Four takeaways from 37,508 earnings events

1. The earnings vol premium is real and broadly persistent across the S&P 500. Across 37,508 earnings events from 2010 to 2025, IV exceeded realised vol by -16.5pp on average, a persistent structural overshoot that translates into $+31 average P&L per $10K notional and a quarterly Sharpe of 2.05. The edge is genuine: it persists across sectors, cap sizes, and surprise regimes, with the notable exception of large negative surprises where the tail move overwhelms the premium. Viable for systematic execution with low transaction costs.
2. The edge is concentrated in large-cap names with liquid option markets. The top two market cap quintiles account for the majority of the aggregate P&L, driven by more consistent IV-RV spreads and the fact that IV data coverage is more reliable for large names. The smallest quintile adds noise without proportionate return.
3. Large negative EPS surprises are the primary source of losses. Events where the company misses consensus by more than 10% produce near-zero average P&L despite a wide IV-RV spread: the occasional stock move that dwarfs the implied range wipes out the premium collected across the rest of those trades. A simple filter (avoiding names where analyst estimate dispersion is high) would improve risk-adjusted performance but requires real-time access to IBES consensus data not available to all market participants.
4. Transaction costs are the primary obstacle to individual implementation. The gross P&L looks attractive at the portfolio level, but bid-ask spreads on short-dated ATM options, particularly outside the largest 50 names, would consume the majority of the theoretical premium. This strategy is viable for systematic options market-makers or well-capitalised funds. It is not a retail edge.

Limitations

This study uses 30-day standardised IV as a proxy for the near-term earnings option. The actual option market prices near-term earnings contracts at a significant premium to the 30-day surface, meaning the true premium available to straddle sellers is likely higher than reported here, but the actual option data is noisier and harder to standardise across 500 names. The choice of 30-day IV understates the premium slightly while improving data reliability and comparability.

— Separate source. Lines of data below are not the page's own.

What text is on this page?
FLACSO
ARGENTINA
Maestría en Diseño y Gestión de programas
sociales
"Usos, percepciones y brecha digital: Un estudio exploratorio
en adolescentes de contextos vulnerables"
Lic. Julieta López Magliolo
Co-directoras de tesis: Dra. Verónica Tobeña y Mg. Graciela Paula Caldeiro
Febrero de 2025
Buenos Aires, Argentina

The 2-day return window (T-1 to T+1) may miss the full earnings move for pre-market announcements, where the stock gaps on T rather than T+1. Using T to T+1 as the event window would slightly increase measured actual moves for this subset. The aggregate effect is small but directionally reduces reported avg P&L and win rate marginally.

GICS sector classifications are as of the most recent Compustat update rather than point-in-time. Several large-cap reclassifications occurred during 2018 (Communications Services sector creation) and will cause some Technology and Consumer Discretionary names to appear under their current sector rather than their historical classification. This affects interpretability of the sector-level results for the 2010-2018 sub-period.